2017 Pan-African Shortlist, C1

Abimbola plays a game with a coin. He tosses the coin a number of times, and records whether each toss was a "heads" or "tails". He stops tossing the coin as soon as he tosses an odd number of heads in a row, followed by a tails. (Note that he stops if the number of heads since the previous time that he tosses tails is odd, and he then tosses another tails. If he has not tossed tails previously, then he stops if the total number of heads is odd, and he then tosses tails.) How many different sequences of coin tosses are there such that he stops after the $n^\text{th}$ coin toss?

2019 Tournament Of Towns, 2

Consider 2n+1 coins lying in a circle. At the beginning, all the coins are heads up.

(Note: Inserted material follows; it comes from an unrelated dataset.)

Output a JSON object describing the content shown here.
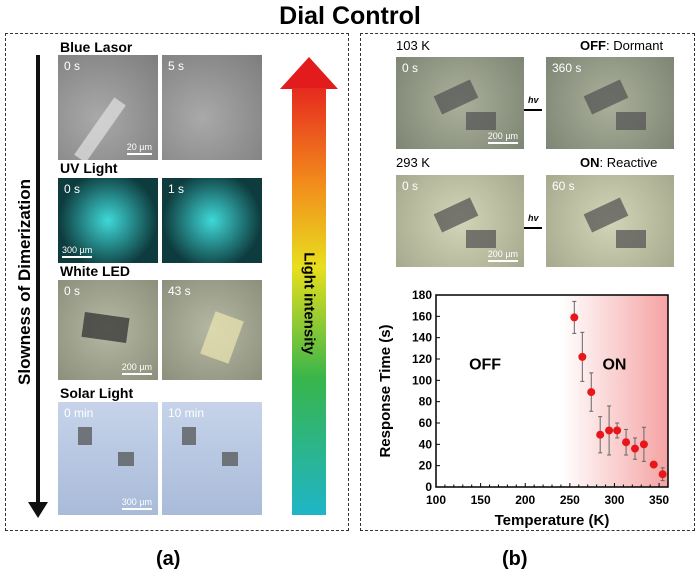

Moving clockwise, 2n+1 flips are performed: one coin is flipped, the next coin is skipped, the next coin is flipped, the next two coins are skipped, the next coin is flipped,the next three coins are skipped and so on, until finally 2n coins are skipped and the next coin is flipped.Prove that at the end of this procedure,exactly one coin is heads down.

2022 Greece Team Selection Test, 4

In an exotic country, the National Bank issues coins that can take any value in the interval $[0, 1]$. Find the smallest constant $c > 0$ such that the following holds, no matter the situation in that country: [i]Any citizen of the exotic country that has a finite number of coins, with a total value of no more than $1000$, can split those coins into $100$ boxes, such that the total value inside each box is at most $c$.[/i]

2023 Indonesia TST, 2

Let $n > 3$ be a positive integer. Suppose that $n$ children are arranged in a circle, and $n$ coins are distributed between them (some children may have no coins). At every step, a child with at least 2 coins may give 1 coin to each of their immediate neighbors on the right and left. Determine all initial distributions of the coins from which it is possible that, after a finite number of steps, each child has exactly one coin.